Report: Poor management of water resources an overlooked cause of migration from Africa to Europe
(This story appeared first earlier this month on the website of Netherlands-based Wetlands International, one of the five PfR agencies. It has been edited slightly here for length.)
Wetlands International launched a report at the Red Cross EU Office in Brussels [on 3 May], aimed at highlighting to policymakers the relationship between the health of wetland ecosystems and involuntary human migration in the Sahel region of Africa.
‘Water Shocks: Wetlands and Human Migration in the Sahel’ examines how poor water management leads to degradation of ecosystems, and is an overlooked cause of human migration, including to Europe.
Human displacement is a common situation in the Sahel region. For instance, around Lake Chad, the Boko Haram insurgency has displaced more than 2.3 million people since mid-2013, including 1.3 million children.
The Lake Chad Basin has lost 95 per cent of its surface area due to water abstraction for irrigation projects, and youths from this region are joining armed groups because of lack of opportunities.
‘Flood plains and lakes are disproportionately important,
especially to the most marginalized people’
“Humanitarian organizations need to connect their work with environmental and development actors to find durable solutions,” said Juriaan Lahr, Head of International Assistance of the Netherlands Red Cross Society.
“We need to understand better the complex and multifaceted drivers of involuntary migration, social conflict and poverty, which may be rooted in the depletion of natural resources.”
According to the UN, there are 20 million people in the Sahel who are food-insecure, mainly due to lack of water.
If development plans for hydropower and irrigation projects do not position ecosystems at the heart of national and regional development strategies, Europe and other nations will fail to achieve their goals for inclusive sustainable development and increased resilience to climate change.
The European Union has a five-year, €80m funding package available to support disaster risk management across Sub-Saharan Africa.
By 2020 the European Union and the African continent aims to increase both energy efficiency and the use of renewables by building 10,000 megawatt of new hydropower facilities. These investments must assess the economic and social costs of environmental degradation.

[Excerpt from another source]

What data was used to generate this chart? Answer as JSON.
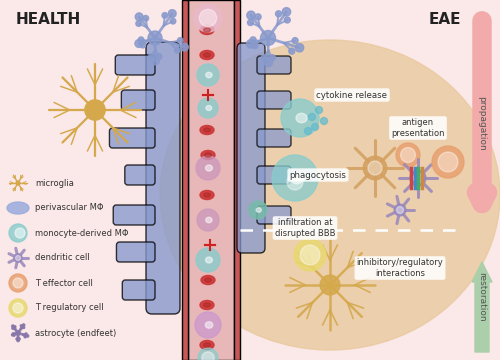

“Driving forward inclusive and sustainable development in the Sahel is an urgent, global priority,” said Jane Madgwick, CEO of Wetlands International.
“But this will only be achieved by shifting from the traditional development paradigms and hard infrastructure schemes which play havoc with the natural hydrology of the region.
“Maintaining and restoring the natural resource base is essential to increase water and food productivity and provide livelihood strategies to cope with a changing climate.
“In this context, wetlands such as river flood plains and lakes are disproportionately important, especially to the most marginalised and poor people of the region.”
The economic cost of losing the Sahelian Wetlands:
* The drying out and siltation of the Senegal river’s large coastal delta due to the Manantali dam has resulted in the loss of 90 per cent of its fisheries.
* The Maga dam and a water diversion scheme on Cameroon’s Logone river flood plain damaged downstream flood-recession agriculture, pastures, fisheries and wildlife tourism.
* The planned Fomi dam in Guinea could cut fish catches in the delta by 31 per cent and reduce the pastures by 28 per cent.
* Dams in northern Nigeria have reduced the Hadejia-Nguru wetland.
People fishing in the Hadejia-Nguru wetlands, depleted by dams in northern Nigeria.